NAVAIR plans a series of prize competitions where companies will pitch what they believe to be the best technology for various USMC requirements. It will select the best ideas and merge them into one aircraft.
MUX is short for Marine Air Ground Task Force Unmanned Aircraft System Expeditionary programme. It’s the USMC’s desire for a VTOL aircraft that would serve as a platform for airborne early warning, electronic warfare, intelligence, surveillance, and reconnaissance (ISR), and data relay. Such an aircraft should be capable of operating from aircraft carriers, amphibious assault ships and guided missile destroyers, as well as austere environments on land.
NAVAIR plans to formally open the first MUX Prize Challenge on 15 May and close it on 26 September 2019. The USMC wants early operational capability for MUX by 2026.
“We are breaking the problem down into discrete chunks,” says Rear Admiral Brian Corey at the Navy League Sea-Air-Space conference on 6 May. “That will allow us to get a better idea of what industry can do. Industry will get a better idea of we want.”
Companies whose ideas aren’t initially selected won’t be ejected from the competition, but will have an opportunity to continue to participate, up until a point, he says.
“It’s a learning approach by nature. It’s an iterative approach by nature,” says Corey. “Industry, how they respond, will change how we move through the prize challenges.”
The first prize challenge was posted online on 7 May and asks competitors to propose a modular mission system payload adapter, a standardised physical container capable of holding each of the MUX mission payloads separately. NAVAR wants the container to facilitate rapid loading and unloading of the mission payloads into the airframe using minimum tools and support equipment.
The first challenge submissions will be scored and evaluated by a panel of judges, says NAVAIR. Cash prizes will be awarded: $700,000 for first place, $200,000 for second and $100,000 for third.

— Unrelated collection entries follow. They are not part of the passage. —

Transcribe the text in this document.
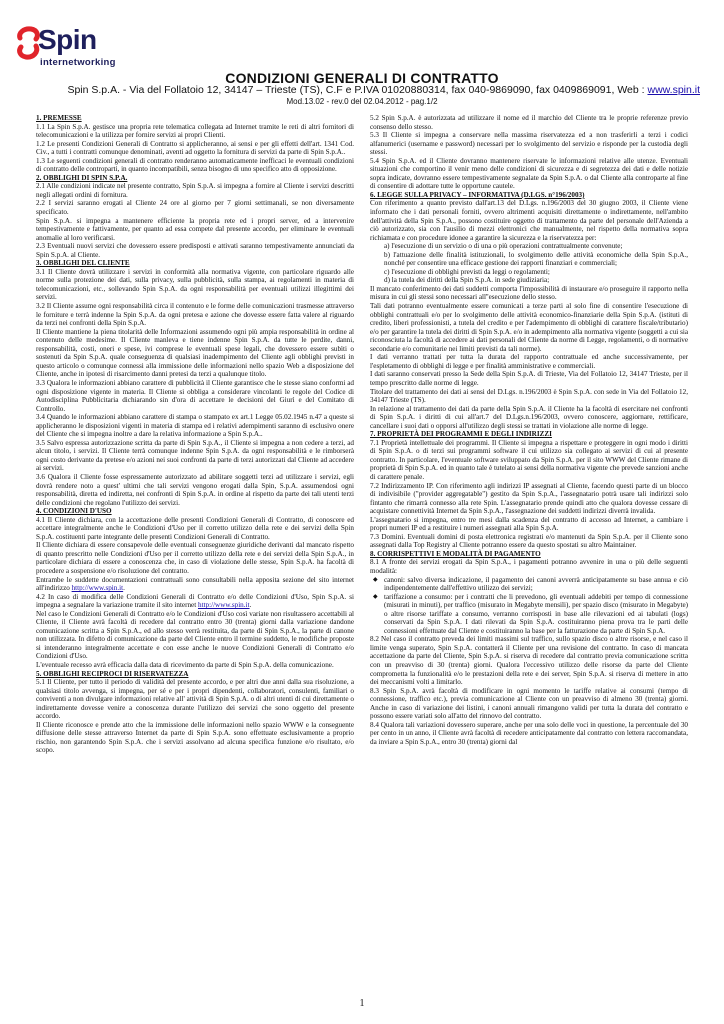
Spin
internetworking
CONDIZIONI GENERALI DI CONTRATTO
Spin S.p.A. - Via del Follatoio 12, 34147 – Trieste (TS), C.F e P.IVA 01020880314, fax 040-9869090, fax 0409869091, Web : www.spin.it
Mod.13.02 - rev.0 del 02.04.2012 - pag.1/2

1. PREMESSE

1.1 La Spin S.p.A. gestisce una propria rete telematica collegata ad Internet tramite le reti di altri fornitori di telecomunicazioni e la utilizza per fornire servizi ai propri Clienti.

1.2 Le presenti Condizioni Generali di Contratto si applicheranno, ai sensi e per gli effetti dell'art. 1341 Cod. Civ., a tutti i contratti comunque denominati, aventi ad oggetto la fornitura di servizi da parte di Spin S.p.A..

1.3 Le seguenti condizioni generali di contratto renderanno automaticamente inefficaci le eventuali condizioni di contratto delle controparti, in quanto incompatibili, senza bisogno di uno specifico atto di opposizione.

2. OBBLIGHI DI SPIN S.P.A.

2.1 Alle condizioni indicate nel presente contratto, Spin S.p.A. si impegna a fornire al Cliente i servizi descritti negli allegati ordini di fornitura.

2.2 I servizi saranno erogati al Cliente 24 ore al giorno per 7 giorni settimanali, se non diversamente specificato.

Spin S.p.A. si impegna a mantenere efficiente la propria rete ed i propri server, ed a intervenire tempestivamente e fattivamente, per quanto ad essa compete dal presente accordo, per eliminare le eventuali anomalie al loro verificarsi.

2.3 Eventuali nuovi servizi che dovessero essere predisposti e attivati saranno tempestivamente annunciati da Spin S.p.A. al Cliente.

3. OBBLIGHI DEL CLIENTE

3.1 Il Cliente dovrà utilizzare i servizi in conformità alla normativa vigente, con particolare riguardo alle norme sulla protezione dei dati, sulla privacy, sulla pubblicità, sulla stampa, ai regolamenti in materia di telecomunicazioni, etc., sollevando Spin S.p.A. da ogni responsabilità per eventuali utilizzi illegittimi dei servizi.

3.2 Il Cliente assume ogni responsabilità circa il contenuto e le forme delle comunicazioni trasmesse attraverso le forniture e terrà indenne la Spin S.p.A. da ogni pretesa e azione che dovesse essere fatta valere al riguardo da terzi nei confronti della Spin S.p.A.

Il Cliente mantiene la piena titolarità delle Informazioni assumendo ogni più ampia responsabilità in ordine al contenuto delle medesime. Il Cliente manleva e tiene indenne Spin S.p.A. da tutte le perdite, danni, responsabilità, costi, oneri e spese, ivi comprese le eventuali spese legali, che dovessero essere subìti o sostenuti da Spin S.p.A. quale conseguenza di qualsiasi inadempimento del Cliente agli obblighi previsti in questo articolo o comunque connessi alla immissione delle informazioni nello spazio Web a disposizione del Cliente, anche in ipotesi di risarcimento danni pretesi da terzi a qualunque titolo.

3.3 Qualora le informazioni abbiano carattere di pubblicità il Cliente garantisce che le stesse siano conformi ad ogni disposizione vigente in materia. Il Cliente si obbliga a considerare vincolanti le regole del Codice di Autodisciplina Pubblicitaria dichiarando sin d'ora di accettare le decisioni del Giurì e del Comitato di Controllo.

3.4 Quando le informazioni abbiano carattere di stampa o stampato ex art.1 Legge 05.02.1945 n.47 a queste si applicheranno le disposizioni vigenti in materia di stampa ed i relativi adempimenti saranno di esclusivo onere del Cliente che si impegna inoltre a dare la relativa informazione a Spin S.p.A..

3.5 Salvo espressa autorizzazione scritta da parte di Spin S.p.A., il Cliente si impegna a non cedere a terzi, ad alcun titolo, i servizi. Il Cliente terrà comunque indenne Spin S.p.A. da ogni responsabilità e le rimborserà ogni costo derivante da pretese e/o azioni nei suoi confronti da parte di terzi autorizzati dal Cliente ad accedere ai servizi.

3.6 Qualora il Cliente fosse espressamente autorizzato ad abilitare soggetti terzi ad utilizzare i servizi, egli dovrà rendere noto a quest' ultimi che tali servizi vengono erogati dalla Spin, S.p.A. assumendosi ogni responsabilità, diretta ed indiretta, nei confronti di Spin S.p.A. in ordine al rispetto da parte dei tali utenti terzi delle condizioni che regolano l'utilizzo dei servizi.

4. CONDIZIONI D'USO

4.1 Il Cliente dichiara, con la accettazione delle presenti Condizioni Generali di Contratto, di conoscere ed accettare integralmente anche le Condizioni d'Uso per il corretto utilizzo della rete e dei servizi della Spin S.p.A. costituenti parte integrante delle presenti Condizioni Generali di Contratto.

Il Cliente dichiara di essere consapevole delle eventuali conseguenze giuridiche derivanti dal mancato rispetto di quanto prescritto nelle Condizioni d'Uso per il corretto utilizzo della rete e dei servizi della Spin S.p.A., in particolare dichiara di essere a conoscenza che, in caso di violazione delle stesse, Spin S.p.A. ha facoltà di procedere a sospensione e/o risoluzione del contratto.

Entrambe le suddette documentazioni contrattuali sono consultabili nella apposita sezione del sito internet all'indirizzo http://www.spin.it.

4.2 In caso di modifica delle Condizioni Generali di Contratto e/o delle Condizioni d'Uso, Spin S.p.A. si impegna a segnalare la variazione tramite il sito internet http://www.spin.it.

Nel caso le Condizioni Generali di Contratto e/o le Condizioni d'Uso così variate non risultassero accettabili al Cliente, il Cliente avrà facoltà di recedere dal contratto entro 30 (trenta) giorni dalla variazione dandone comunicazione scritta a Spin S.p.A., ed allo stesso verrà restituita, da parte di Spin S.p.A., la parte di canone non utilizzata. In difetto di comunicazione da parte del Cliente entro il termine suddetto, le modifiche proposte si intenderanno integralmente accettate e con esse anche le nuove Condizioni Generali di Contratto e/o Condizioni d'Uso.

L'eventuale recesso avrà efficacia dalla data di ricevimento da parte di Spin S.p.A. della comunicazione.

5. OBBLIGHI RECIPROCI DI RISERVATEZZA

5.1 Il Cliente, per tutto il periodo di validità del presente accordo, e per altri due anni dalla sua risoluzione, a qualsiasi titolo avvenga, si impegna, per sé e per i propri dipendenti, collaboratori, consulenti, familiari o conviventi a non divulgare informazioni relative all' attività di Spin S.p.A. o di altri utenti di cui direttamente o indirettamente dovesse venire a conoscenza durante l'utilizzo dei servizi che sono oggetto del presente accordo.

Il Cliente riconosce e prende atto che la immissione delle informazioni nello spazio WWW e la conseguente diffusione delle stesse attraverso Internet da parte di Spin S.p.A. sono effettuate esclusivamente a proprio rischio, non garantendo Spin S.p.A. che i servizi assolvano ad alcuna specifica funzione e/o risultato, e/o scopo.

5.2 Spin S.p.A. è autorizzata ad utilizzare il nome ed il marchio del Cliente tra le proprie referenze previo consenso dello stesso.

5.3 Il Cliente si impegna a conservare nella massima riservatezza ed a non trasferirli a terzi i codici alfanumerici (username e password) necessari per lo svolgimento del servizio e risponde per la custodia degli stessi.

5.4 Spin S.p.A. ed il Cliente dovranno mantenere riservate le informazioni relative alle utenze. Eventuali situazioni che comportino il venir meno delle condizioni di sicurezza e di segretezza dei dati e delle notizie sopra indicate, dovranno essere tempestivamente segnalate da Spin S.p.A. o dal Cliente alla controparte al fine di consentire di adottare tutte le opportune cautele.

6. LEGGE SULLA PRIVACY – INFORMATIVA (D.LGS. n°196/2003)

Con riferimento a quanto previsto dall'art.13 del D.Lgs. n.196/2003 del 30 giugno 2003, il Cliente viene informato che i dati personali forniti, ovvero altrimenti acquisiti direttamente o indirettamente, nell'ambito dell'attività della Spin S.p.A., possono costituire oggetto di trattamento da parte del personale dell'Azienda a ciò autorizzato, sia con l'ausilio di mezzi elettronici che manualmente, nel rispetto della normativa sopra richiamata e con procedure idonee a garantire la sicurezza e la riservatezza per:

a) l'esecuzione di un servizio o di una o più operazioni contrattualmente convenute;
b) l'attuazione delle finalità istituzionali, lo svolgimento delle attività economiche della Spin S.p.A., nonché per consentire una efficace gestione dei rapporti finanziari e commerciali;
c) l'esecuzione di obblighi previsti da leggi o regolamenti;
d) la tutela dei diritti della Spin S.p.A. in sede giudiziaria;

Il mancato conferimento dei dati suddetti comporta l'impossibilità di instaurare e/o proseguire il rapporto nella misura in cui gli stessi sono necessari all''esecuzione dello stesso.

Tali dati potranno eventualmente essere comunicati a terze parti al solo fine di consentire l'esecuzione di obblighi contrattuali e/o per lo svolgimento delle attività economico-finanziarie della Spin S.p.A. (istituti di credito, liberi professionisti, a tutela del credito e per l'adempimento di obblighi di carattere fiscale/tributario) e/o per garantire la tutela dei diritti di Spin S.p.A. e/o in adempimento alla normativa vigente (soggetti a cui sia riconosciuta la facoltà di accedere ai dati personali del Cliente da norme di Legge, regolamenti, o di normative secondarie e/o comunitarie nei limiti previsti da tali norme).

I dati verranno trattati per tutta la durata del rapporto contrattuale ed anche successivamente, per l'espletamento di obblighi di legge e per finalità amministrative e commerciali.

I dati saranno conservati presso la Sede della Spin S.p.A. di Trieste, Via del Follatoio 12, 34147 Trieste, per il tempo prescritto dalle norme di legge.

Titolare del trattamento dei dati ai sensi del D.Lgs. n.196/2003 è Spin S.p.A. con sede in Via del Follatoio 12, 34147 Trieste (TS).

In relazione al trattamento dei dati da parte della Spin S.p.A. il Cliente ha la facoltà di esercitare nei confronti di Spin S.p.A. i diritti di cui all'art.7 del D.Lgs.n.196/2003, ovvero conoscere, aggiornare, rettificare, cancellare i suoi dati o opporsi all'utilizzo degli stessi se trattati in violazione alle norme di legge.

7. PROPRIETÀ DEI PROGRAMMI E DEGLI INDIRIZZI

7.1 Proprietà intellettuale dei programmi. Il Cliente si impegna a rispettare e proteggere in ogni modo i diritti di Spin S.p.A. o di terzi sui programmi software il cui utilizzo sia collegato ai servizi di cui al presente contratto. In particolare, l'eventuale software sviluppato da Spin S.p.A. per il sito WWW del Cliente rimane di proprietà di Spin S.p.A. ed in quanto tale è tutelato ai sensi della normativa vigente che prevede sanzioni anche di carattere penale.

7.2 Indirizzamento IP. Con riferimento agli indirizzi IP assegnati al Cliente, facendo questi parte di un blocco di indivisibile ("provider aggregatable") gestito da Spin S.p.A., l'assegnatario potrà usare tali indirizzi solo fintanto che rimarrà connesso alla rete Spin. L'assegnatario prende quindi atto che qualora dovesse cessare di acquistare connettività Internet da Spin S.p.A., l'assegnazione dei suddetti indirizzi diverrà invalida.

L'assegnatario si impegna, entro tre mesi dalla scadenza del contratto di accesso ad Internet, a cambiare i propri numeri IP ed a restituire i numeri assegnati alla Spin S.p.A.

7.3 Domini. Eventuali domini di posta elettronica registrati e/o mantenuti da Spin S.p.A. per il Cliente sono assegnati dalla Top Registry al Cliente potranno essere da questo spostati su altro Maintainer.

8. CORRISPETTIVI E MODALITÀ DI PAGAMENTO

8.1 A fronte dei servizi erogati da Spin S.p.A., i pagamenti potranno avvenire in una o più delle seguenti modalità:

◆ canoni: salvo diversa indicazione, il pagamento dei canoni avverrà anticipatamente su base annua e ciò indipendentemente dall'effettivo utilizzo dei servizi;
◆ tariffazione a consumo: per i contratti che li prevedono, gli eventuali addebiti per tempo di connessione (misurati in minuti), per traffico (misurato in Megabyte mensili), per spazio disco (misurato in Megabyte) o altre risorse tariffate a consumo, verranno corrisposti in base alle rilevazioni ed ai tabulati (logs) conservati da Spin S.p.A. I dati rilevati da Spin S.p.A. costituiranno piena prova tra le parti delle connessioni effettuate dal Cliente e costituiranno la base per la fatturazione da parte di Spin S.p.A.

8.2 Nel caso il contratto preveda dei limiti massimi sul traffico, sullo spazio disco o altre risorse, e nel caso il limite venga superato, Spin S.p.A. contatterà il Cliente per una revisione del contratto. In caso di mancata accettazione da parte del Cliente, Spin S.p.A. si riserva di recedere dal contratto previa comunicazione scritta con un preavviso di 30 (trenta) giorni. Qualora l'eccessivo utilizzo delle risorse da parte del Cliente comprometta la funzionalità e/o le prestazioni della rete e dei server, Spin S.p.A. si riserva di mettere in atto dei meccanismi volti a limitarlo.

8.3 Spin S.p.A. avrà facoltà di modificare in ogni momento le tariffe relative ai consumi (tempo di connessione, traffico etc.), previa comunicazione al Cliente con un preavviso di almeno 30 (trenta) giorni. Anche in caso di variazione dei listini, i canoni annuali rimangono validi per tutta la durata del contratto e possono essere variati solo all'atto del rinnovo del contratto.

8.4 Qualora tali variazioni dovessero superare, anche per una solo delle voci in questione, la percentuale del 30 per cento in un anno, il Cliente avrà facoltà di recedere anticipatamente dal contratto con lettera raccomandata, da inviare a Spin S.p.A., entro 30 (trenta) giorni dal

1
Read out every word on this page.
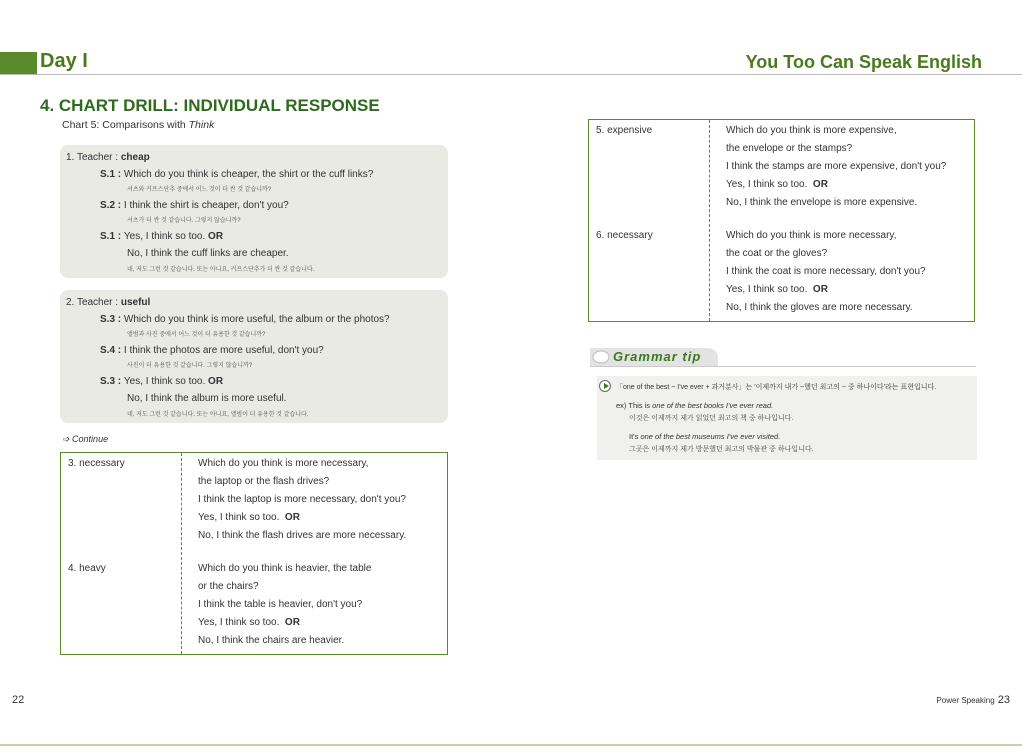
Day I	You Too Can Speak English
4. CHART DRILL: INDIVIDUAL RESPONSE
Chart 5: Comparisons with Think
1. Teacher : cheap
S.1 : Which do you think is cheaper, the shirt or the cuff links?
셔츠와 커프스단추 중에서 어느 것이 더 싼 것 같습니까?
S.2 : I think the shirt is cheaper, don't you?
셔츠가 더 싼 것 같습니다. 그렇지 않습니까?
S.1 : Yes, I think so too. OR
No, I think the cuff links are cheaper.
네, 저도 그런 것 같습니다. 또는 아니요, 커프스단추가 더 싼 것 같습니다.
2. Teacher : useful
S.3 : Which do you think is more useful, the album or the photos?
앨범과 사진 중에서 어느 것이 더 유용한 것 같습니까?
S.4 : I think the photos are more useful, don't you?
사진이 더 유용한 것 같습니다. 그렇지 않습니까?
S.3 : Yes, I think so too. OR
No, I think the album is more useful.
네, 저도 그런 것 같습니다. 또는 아니요, 앨범이 더 유용한 것 같습니다.
➩ Continue
3. necessary	Which do you think is more necessary,
the laptop or the flash drives?
I think the laptop is more necessary, don't you?
Yes, I think so too. OR
No, I think the flash drives are more necessary.
4. heavy	Which do you think is heavier, the table
or the chairs?
I think the table is heavier, don't you?
Yes, I think so too. OR
No, I think the chairs are heavier.
5. expensive	Which do you think is more expensive,
the envelope or the stamps?
I think the stamps are more expensive, don't you?
Yes, I think so too. OR
No, I think the envelope is more expensive.
6. necessary	Which do you think is more necessary,
the coat or the gloves?
I think the coat is more necessary, don't you?
Yes, I think so too. OR
No, I think the gloves are more necessary.
Grammar tip
「one of the best ~ I've ever + 과거분사」는 '이제까지 내가 ~했던 최고의 ~ 중 하나이다'라는 표현입니다.
ex) This is one of the best books I've ever read.
이것은 이제까지 제가 읽었던 최고의 책 중 하나입니다.
It's one of the best museums I've ever visited.
그곳은 이제까지 제가 방문했던 최고의 박물관 중 하나입니다.
22	Power Speaking 23
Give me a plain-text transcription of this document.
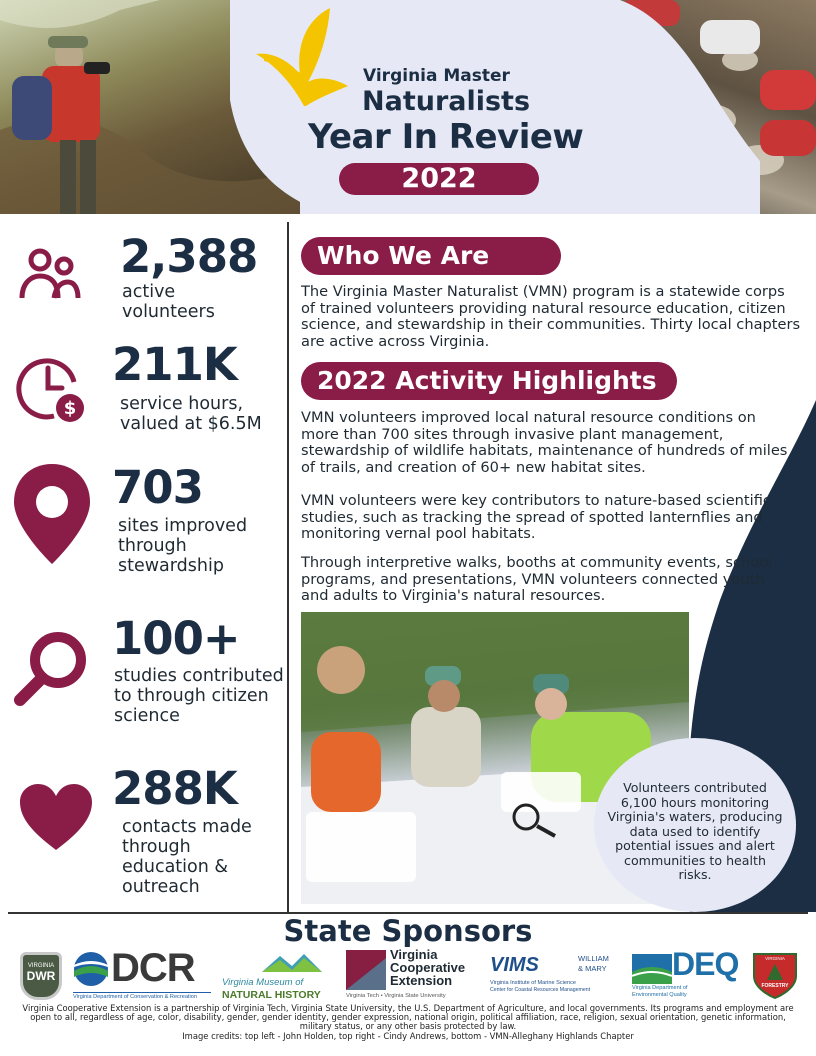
Virginia Master
Naturalists
Year In Review
2022
2,388
active volunteers
$
211K
service hours, valued at $6.5M
703
sites improved through stewardship
100+
studies contributed to through citizen science
288K
contacts made through education & outreach
Who We Are
The Virginia Master Naturalist (VMN) program is a statewide corps of trained volunteers providing natural resource education, citizen science, and stewardship in their communities. Thirty local chapters are active across Virginia.
2022 Activity Highlights
VMN volunteers improved local natural resource conditions on more than 700 sites through invasive plant management, stewardship of wildlife habitats, maintenance of hundreds of miles of trails, and creation of 60+ new habitat sites.
VMN volunteers were key contributors to nature-based scientific studies, such as tracking the spread of spotted lanternflies and monitoring vernal pool habitats.
Through interpretive walks, booths at community events, school programs, and presentations, VMN volunteers connected youth and adults to Virginia's natural resources.
Volunteers contributed 6,100 hours monitoring Virginia's waters, producing data used to identify potential issues and alert communities to health risks.
State Sponsors
VIRGINIA
DWR DCR
Virginia Department of Conservation & Recreation
Virginia Museum of
NATURAL HISTORY
Virginia
Cooperative
Extension
Virginia Tech • Virginia State University
VIMS	WILLIAM
& MARY
Virginia Institute of Marine Science
Center for Coastal Resources Management
DEQ
Virginia Department of
Environmental Quality
VIRGINIA
FORESTRY
Virginia Cooperative Extension is a partnership of Virginia Tech, Virginia State University, the U.S. Department of Agriculture, and local governments. Its programs and employment are open to all, regardless of age, color, disability, gender, gender identity, gender expression, national origin, political affiliation, race, religion, sexual orientation, genetic information, military status, or any other basis protected by law.
Image credits: top left - John Holden, top right - Cindy Andrews, bottom - VMN-Alleghany Highlands Chapter
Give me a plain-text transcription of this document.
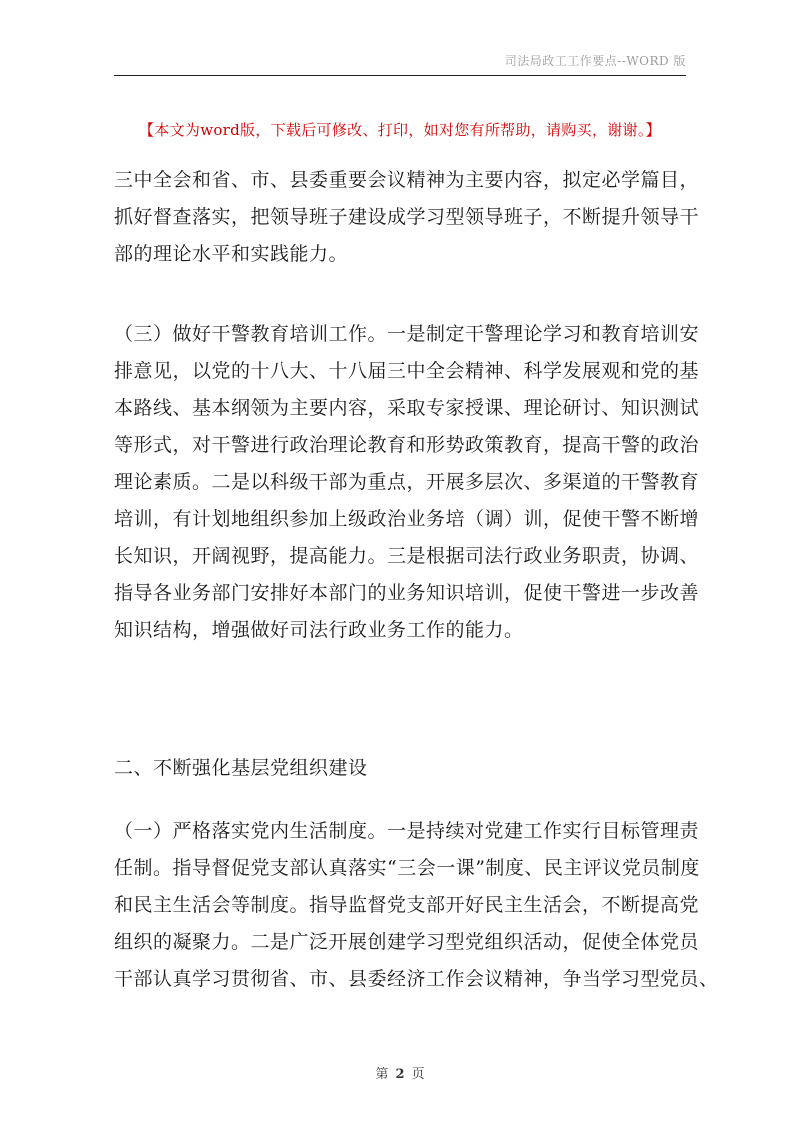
司法局政工工作要点--WORD 版
【本文为word版，下载后可修改、打印，如对您有所帮助，请购买，谢谢。】

三中全会和省、市、县委重要会议精神为主要内容，拟定必学篇目，
抓好督查落实，把领导班子建设成学习型领导班子，不断提升领导干
部的理论水平和实践能力。

（三）做好干警教育培训工作。一是制定干警理论学习和教育培训安
排意见，以党的十八大、十八届三中全会精神、科学发展观和党的基
本路线、基本纲领为主要内容，采取专家授课、理论研讨、知识测试
等形式，对干警进行政治理论教育和形势政策教育，提高干警的政治
理论素质。二是以科级干部为重点，开展多层次、多渠道的干警教育
培训，有计划地组织参加上级政治业务培（调）训，促使干警不断增
长知识，开阔视野，提高能力。三是根据司法行政业务职责，协调、
指导各业务部门安排好本部门的业务知识培训，促使干警进一步改善
知识结构，增强做好司法行政业务工作的能力。

二、不断强化基层党组织建设

（一）严格落实党内生活制度。一是持续对党建工作实行目标管理责
任制。指导督促党支部认真落实“三会一课”制度、民主评议党员制度
和民主生活会等制度。指导监督党支部开好民主生活会，不断提高党
组织的凝聚力。二是广泛开展创建学习型党组织活动，促使全体党员
干部认真学习贯彻省、市、县委经济工作会议精神，争当学习型党员、

第 2 页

NAVAIR plans “six separate first round prize challenges, four of which will be for individual mission payloads, one for payload adapter designs, and one for system architecture designs,” the command says. Later it will launch “a subsequent second round prize challenge for air vehicle designs that, at the discretion of the government, integrate selected payloads, payload adapter, and architecture designs from the first round of challenges. At the discretion of the government, development of a prototype and fielding effort for selected products may follow.”
One possible contender for MUX is Bell’s V-247 Vigilant tiltrotor concept, which is based on the company’s manned tiltrotor demonstrator, the V-280 Valor.